Safety-critical systems have failure rates so low that the rates can be tough to compute, and the better the systems get, the harder it is to estimate, O’Kelly said. To come up with a predicted failure rate, a novel Markov chain Monte Carlo (MCMC) scheme is used to identify areas in a distribution believed to be in proximity to a failure event.
“Then you continue this process and you build what we call this ladder toward the failure regions. You keep getting worse and worse and worse as you play against the Tesla autopilot algorithm or the pacemaker algorithm to keep pushing it toward the failures that are worse and worse,” said co-lead author Aman Sinha.
The neural bridge sampling method detailed in the paper draws on decades-old statistical techniques, as well as recent work published in part by O’Kelly and Sinha that uses a simulation testing framework to evaluate a black box autonomous vehicle system. In addition to the neural bridge contribution in the paper, the authors argue in favor of continued advances in privacy-conscious tech like federated learning and differential privacy and urge more researchers and people with technical knowledge to join regulatory conversations and help drive policy.

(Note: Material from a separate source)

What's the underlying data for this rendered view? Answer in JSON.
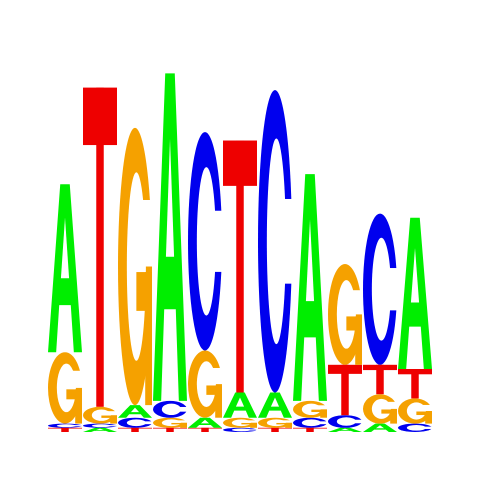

“We would like to see more statistics-driven, science-driven initiatives, in terms of regulation and policy around things like self-driving vehicles,” O’Kelly said. “We think that it’s just such a novel technology that information is going to need to flow pretty rapidly from the academic community to the businesses making the objects to the government that’s going to be responsible for regulating them.”
In other recent safety-critical systems news, autonomous shipping has grown during the COVID-19 pandemic, and last week a team of researchers detailed DuckieNet, a physical model for evaluating autonomous vehicle and robotics systems. Also last week: Medical experts introduced the first set of standards for reporting artificial intelligence use in medical clinical trials.